UPDATE of 22 Feb 2022:

We just came across yet another interesting patent application, i.e. WO 2021/245210 A1,  claiming a priority of 3 June 2020 (CH 661/20). The sole inventor is Ulrich Ernst himself, the CEO of BLS. He had also been the applicant / owner of both the priority application and the PCT application.

Interestingly, Mr Ernst only recently assigned all rights (ownership and right to use; «überträgt hiermit ausnahmslos und vorbehaltlos alle Eigentums- und Nutzniessungsrechte») with effect of 28 January 2022 to the new holding vehicle Blackstone Technology Holding AG (which is wholly owned by BLS). Accordingly, when the assignment was executed, all rights in the application were held by Mr Ernst personally — not by BLS. The written opinion of the EPO acting as the International Search Authority is negative for all claims.

What is more, there is yet another patent family that had been assigned from Mr Ernst himself to Blackstone Technology Holding AG on the same date (28 January 2022), i.e. EP 3 888 161; see the EPO Register and the assignment document. It appears that the underlying PCT application WO 2020/109351 A1 has only been nationalized at the EPO. The International Preliminary Report on Patentability (IPRP) looks promising (for a very specific method of sieve printing electrodes, though).

In a nutshell, my understanding now is that there were indeed some patent applications around, but that BLS only very recently got ownership and use rights straight. Finally. /MW

Why not just suing them?

Before I came across the above-mentioned patent family, I seriously considered suing BLS to finally learn which patent(s) they refer to. I really did. My line of thinking was simple:

According to Art. 12 para. 1 PatA,

[a]ny person who issues or offers for sale his business papers, notices of any kind, products or goods bearing any other notice referring to patent protection must inform any third party on request of the number of the patent application or the patent to which the notice refers.

BLS obviously frustrated my substantive right to information.
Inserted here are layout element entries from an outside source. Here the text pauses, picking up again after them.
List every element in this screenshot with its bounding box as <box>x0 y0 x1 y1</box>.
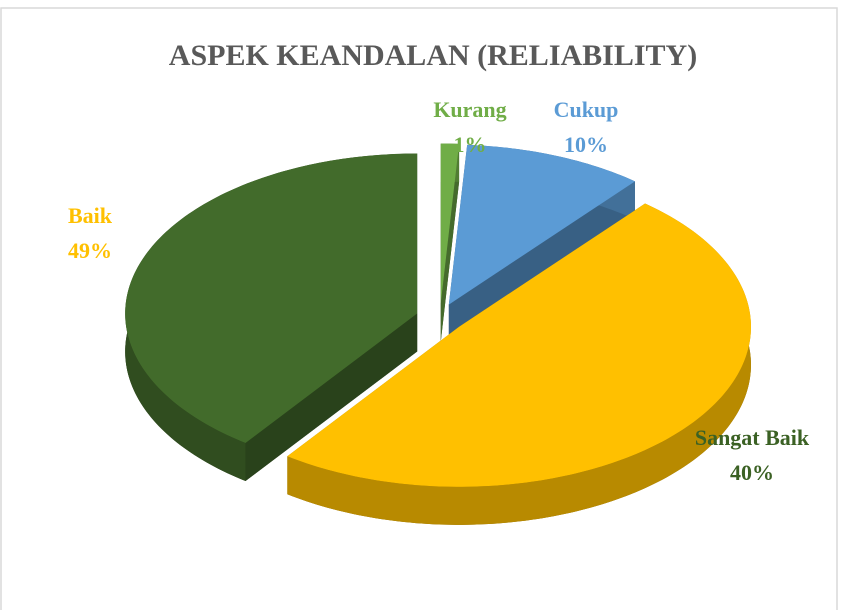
data-label-category: Baik <box>68 203 113 228</box>
data-label-value: 1% <box>454 132 487 157</box>
data-label-value: 10% <box>564 132 608 157</box>
slice-cut-face <box>245 313 418 481</box>
slice <box>440 143 460 304</box>
slice <box>287 203 751 525</box>
slice-cut-face <box>440 143 460 342</box>
slice-side <box>287 203 751 525</box>
slice-cut-face <box>448 181 635 343</box>
data-label-value: 40% <box>730 460 774 485</box>
data-label-value: 49% <box>68 238 112 263</box>
slice <box>448 144 635 343</box>
data-label-category: Kurang <box>433 97 506 122</box>
chart-title: ASPEK KEANDALAN (RELIABILITY) <box>169 39 697 72</box>
slice <box>287 203 751 487</box>
slice <box>125 153 418 481</box>
slice <box>440 143 460 342</box>
slice <box>448 144 635 305</box>
slice <box>125 153 418 443</box>
data-label-category: Sangat Baik <box>695 425 810 450</box>
data-label-category: Cukup <box>554 97 619 122</box>
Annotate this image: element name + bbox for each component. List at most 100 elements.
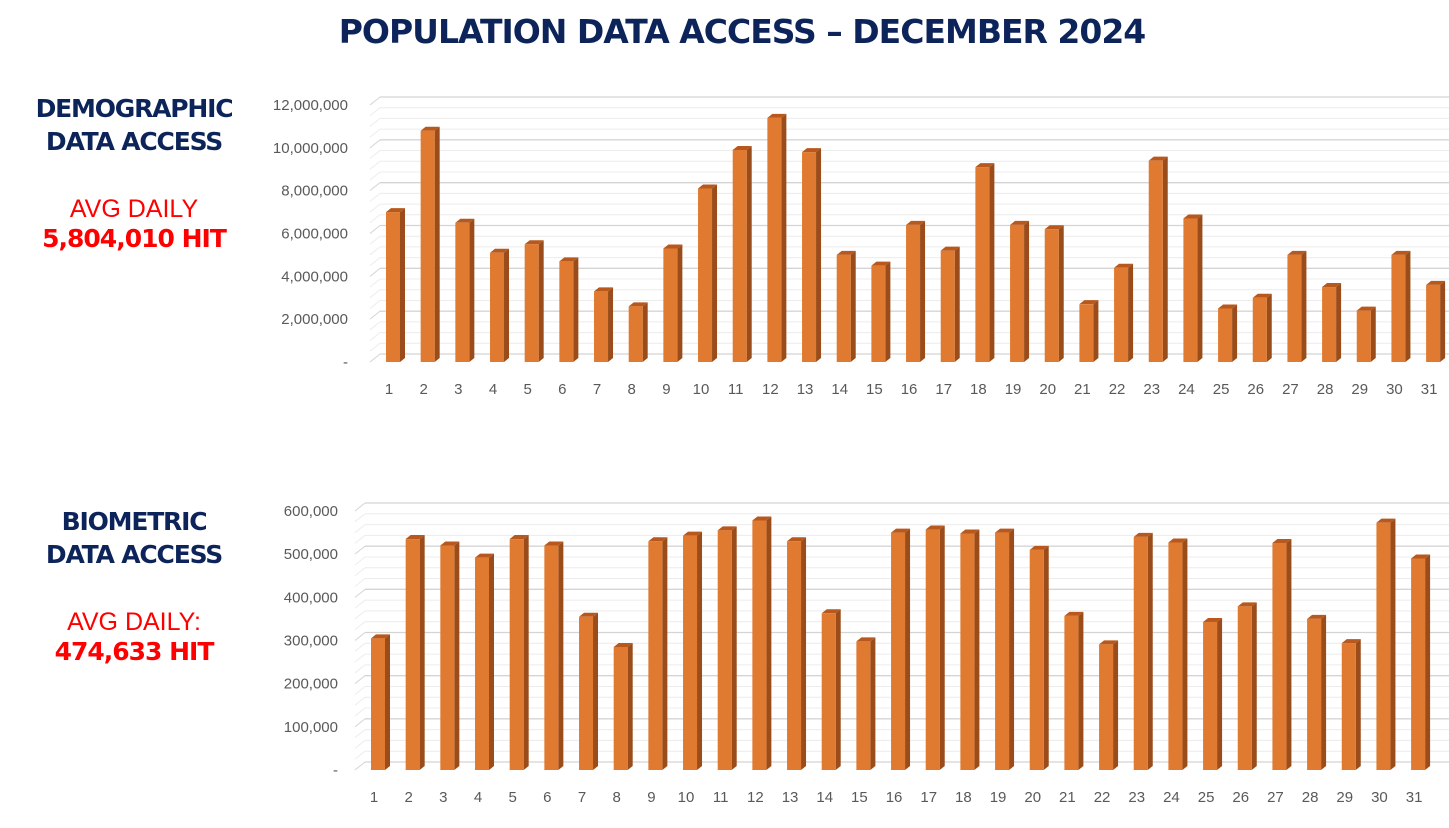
gridline-depth: [354, 621, 366, 631]
gridline-depth: [369, 353, 381, 363]
bar-top: [440, 541, 460, 546]
x-tick-label: 9: [647, 789, 655, 806]
x-tick-label: 3: [454, 381, 462, 398]
y-tick-label: 4,000,000: [281, 268, 348, 285]
bar-side: [850, 250, 856, 362]
x-tick-label: 6: [543, 789, 551, 806]
bar: [1426, 284, 1441, 362]
bar-top: [1064, 611, 1084, 616]
x-tick-label: 6: [558, 381, 566, 398]
bar: [524, 244, 539, 362]
gridline-depth: [369, 257, 381, 267]
bar-side: [1370, 306, 1376, 362]
x-tick-label: 10: [693, 381, 710, 398]
x-tick-label: 2: [419, 381, 427, 398]
x-tick-label: 13: [797, 381, 814, 398]
gridline-depth: [369, 321, 381, 331]
bar: [490, 252, 505, 362]
bar-top: [663, 244, 683, 249]
bar-top: [1183, 214, 1203, 219]
gridline-depth: [369, 118, 381, 127]
bar-top: [906, 220, 926, 225]
bar-side: [870, 637, 876, 770]
bar-side: [1197, 214, 1203, 362]
bar-side: [905, 528, 911, 770]
gridline-depth: [354, 696, 366, 706]
bar-top: [1218, 304, 1238, 309]
bar: [767, 117, 782, 362]
gridline-depth: [369, 139, 381, 149]
bar: [544, 545, 559, 770]
bar-top: [559, 257, 579, 262]
gridline-depth: [369, 246, 381, 256]
bar-side: [469, 218, 475, 362]
bar-top: [1391, 250, 1411, 255]
x-tick-label: 15: [866, 381, 883, 398]
gridline-depth: [354, 718, 366, 728]
bar-side: [608, 287, 614, 362]
demographic-heading-2: DATA ACCESS: [45, 127, 223, 156]
gridline-depth: [354, 524, 366, 533]
x-tick-label: 29: [1351, 381, 1368, 398]
x-tick-label: 26: [1247, 381, 1264, 398]
bar-side: [816, 148, 822, 362]
bar-side: [1128, 263, 1134, 362]
bar: [455, 222, 470, 362]
biometric-avg-label: AVG DAILY:: [67, 608, 201, 636]
bar-side: [1078, 611, 1084, 770]
bar-top: [405, 535, 425, 540]
bar: [420, 130, 435, 362]
x-tick-label: 9: [662, 381, 670, 398]
x-tick-label: 5: [509, 789, 517, 806]
page-title: POPULATION DATA ACCESS – DECEMBER 2024: [338, 12, 1147, 51]
bar: [802, 152, 817, 362]
bar-side: [1251, 602, 1257, 770]
bar-side: [434, 126, 440, 362]
bar: [836, 254, 851, 362]
biometric-panel: BIOMETRIC DATA ACCESS AVG DAILY: 474,633…: [0, 505, 268, 667]
bar-side: [835, 609, 841, 770]
bar-top: [925, 525, 945, 530]
bar-top: [683, 531, 703, 536]
bar-top: [821, 609, 841, 614]
bar-top: [1341, 639, 1361, 644]
gridline-depth: [354, 567, 366, 577]
bar-top: [1044, 225, 1064, 230]
bar: [925, 529, 940, 770]
bar-side: [523, 535, 529, 770]
x-tick-label: 22: [1109, 381, 1126, 398]
gridline-depth: [369, 192, 381, 202]
bar-top: [995, 528, 1015, 533]
y-tick-label: 6,000,000: [281, 226, 348, 243]
x-tick-label: 5: [524, 381, 532, 398]
gridline-depth: [354, 707, 366, 717]
bar-top: [648, 537, 668, 542]
bar: [1029, 549, 1044, 770]
bar: [386, 212, 400, 362]
bar-top: [1272, 538, 1292, 543]
gridline-depth: [369, 342, 381, 352]
x-tick-label: 10: [678, 789, 695, 806]
bar-side: [662, 537, 668, 770]
bar-side: [1043, 545, 1049, 770]
bar: [1391, 254, 1406, 362]
bar: [594, 291, 609, 362]
x-tick-label: 11: [728, 381, 744, 398]
x-tick-label: 25: [1198, 789, 1215, 806]
bar-top: [1029, 545, 1049, 550]
x-tick-label: 4: [474, 789, 482, 806]
y-tick-label: 600,000: [284, 503, 338, 520]
bar-side: [954, 246, 960, 362]
gridline-depth: [354, 513, 366, 523]
x-tick-label: 1: [370, 789, 378, 806]
bar-side: [1147, 532, 1153, 770]
y-tick-label: 400,000: [284, 589, 338, 606]
bar-top: [1287, 250, 1307, 255]
bar: [475, 557, 490, 770]
bar: [787, 541, 802, 770]
x-tick-label: 23: [1143, 381, 1160, 398]
x-tick-label: 28: [1302, 789, 1319, 806]
gridline-depth: [369, 128, 381, 138]
x-tick-label: 18: [955, 789, 972, 806]
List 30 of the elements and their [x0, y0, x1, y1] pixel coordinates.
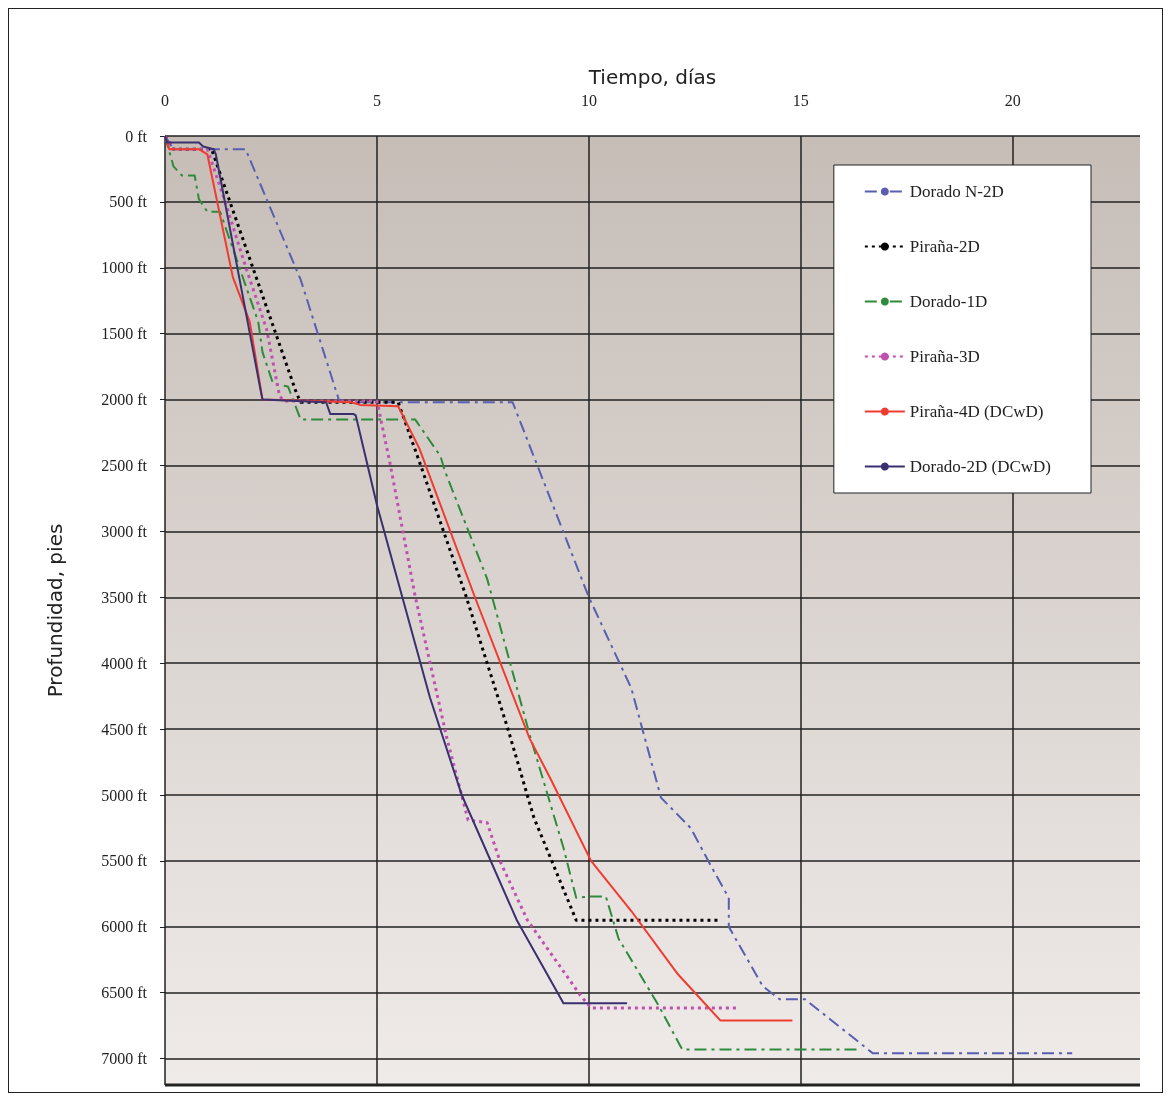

If Art. 12 PatA is not just empty words, there should be a meaningful way that a court orders BLS to comply with the law and tell me the number(s), right? At first glance, I even considered legal protection in a clear case as an option; Art. 257 CPC.

Oh man, if it only was that easy. I stopped short of actually drafting a complaint when I noticed in Schweizer/Zech – Jürg Simon, Art. 12 PatG, N 15 that according to common opinion the right to information under Art. 12 cannot be enforced at court (with reference inter alia to Blum/Pedrazzini, Patentrecht, Art. 12 N 8).

And, indeed, the situation is tricky:

    1. Art. 72 PatA is of no help because it exclusively refers to acts referred to in Art. 66 PatA.
    2. Seeking a declaratory judgment in accordance with Art. 74 PatA would work, but what for? I don’t want to have a judgment confirming BLS’s misconduct, I want BLS to just stop it and give me the number(s).
    3. Art. 41 CO: Seeking compensation for unlawfully caused damages? Calculating damages really is not what an investor would want to do. It’s about avoiding damages and making an informed decision about the investment.
    4. Precautionary taking of evidence might be an option; Art. 158 CPC para. 1 lit b: An investor should well have the required ‘legitimate interest’. But then what? I would not want to initiate main proceedings thereafter; why would I?

For some reason, the legislator back in the days only considered situations where the one who is asking for information is a competitor who might be sued for infringement of the very same patent later; see the dispatch of the Federal Council of 1950. That’s not my concern. I simply want to re-consider my investment, taking into account the presumably ground-breaking and patented technology. I can’t.

If I didn’t have a job to do and more enjoyable opportunities to spend my money, I’d love to test the waters in court. But I have now swallowed my anger — after reguritating it with this post.

I am done with BLS. Want some shares? You can have mine.